Ozone exposure induces the activation of leaf senescence-related processes and morphological and growth changes in seedlings of Mediterranean tree species

Four Mediterranean tree taxa, Quercus ilex subsp. ilex, Quercus ilex subsp. ballota, Olea europaea cv. vulgaris and Ceratonia siliqua, were exposed to different ozone (O3) concentrations in open top chambers (OTCs) during 2 years. Three treatments were applied: charcoal-filtered air (CF), non-filtered air (NF) and non-filtered air plus 40 ppbv of O3 (NF+). The photochemical maximal efficiency, Fv/Fm, decreased in NF+ plants during the second year of exposure, especially during the most stressful Mediterranean seasons (winter and summer). An increase of δ13C was found in three of the four studied species during the first year of exposure. This finding was only maintained in C. siliqua during the second year. Decreases in the chlorophyll content were detected during the first year of fumigations in all the species studied, but not during the second year. The NF+ treatment induced changes in foliar anatomical characteristics, especially in leaf mass per area (LMA) and spongy parenchyma thickness, which increased in some species. A reduction in N content and an increase in δ15N were found in all species during the second year when exposed in the NF+ OTCs, suggesting a change in their retranslocation pattern linked to an acceleration of leaf senescence, as also indicated by the above mentioned biochemical and anatomical foliar changes.

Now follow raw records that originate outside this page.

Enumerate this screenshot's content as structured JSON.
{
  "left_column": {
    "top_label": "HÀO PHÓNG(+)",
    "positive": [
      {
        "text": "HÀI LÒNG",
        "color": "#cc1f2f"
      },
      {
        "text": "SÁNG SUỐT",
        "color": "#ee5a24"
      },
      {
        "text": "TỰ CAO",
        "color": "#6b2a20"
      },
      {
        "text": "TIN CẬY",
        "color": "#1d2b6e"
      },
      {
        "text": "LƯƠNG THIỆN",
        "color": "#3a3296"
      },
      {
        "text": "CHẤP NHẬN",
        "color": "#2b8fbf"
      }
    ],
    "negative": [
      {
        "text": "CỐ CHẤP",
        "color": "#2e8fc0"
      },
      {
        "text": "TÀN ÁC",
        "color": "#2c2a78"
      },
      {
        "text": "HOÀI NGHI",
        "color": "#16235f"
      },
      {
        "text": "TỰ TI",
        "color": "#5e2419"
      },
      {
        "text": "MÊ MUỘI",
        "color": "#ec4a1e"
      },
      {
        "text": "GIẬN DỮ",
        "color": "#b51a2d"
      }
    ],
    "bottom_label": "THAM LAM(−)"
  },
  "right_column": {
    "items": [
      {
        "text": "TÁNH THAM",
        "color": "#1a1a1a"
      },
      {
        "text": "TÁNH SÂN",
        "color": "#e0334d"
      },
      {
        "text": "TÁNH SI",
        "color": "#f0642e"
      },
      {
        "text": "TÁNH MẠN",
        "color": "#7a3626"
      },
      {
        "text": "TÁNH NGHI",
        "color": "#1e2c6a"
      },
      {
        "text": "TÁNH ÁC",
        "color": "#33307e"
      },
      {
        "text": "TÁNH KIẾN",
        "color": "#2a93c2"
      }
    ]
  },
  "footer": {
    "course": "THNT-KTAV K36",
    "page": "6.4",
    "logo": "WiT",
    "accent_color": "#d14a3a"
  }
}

The two Q. ilex subspecies were the most sensitive species since the changes in N concentration, δ15N, chlorophyll, leaf area, LMA and biomass occurred at ambient O3 concentrations. However, C. siliqua was the most responsive species (29% biomass reduction) when exposed to the NF+ treatment, followed by the two Q. ilex subspecies (14–20%) and O. europaea (no significant reduction). Ozone resistance of the latter species was linked to some plant traits such as chlorophyll concentrations, or spongy parenchyma thickness.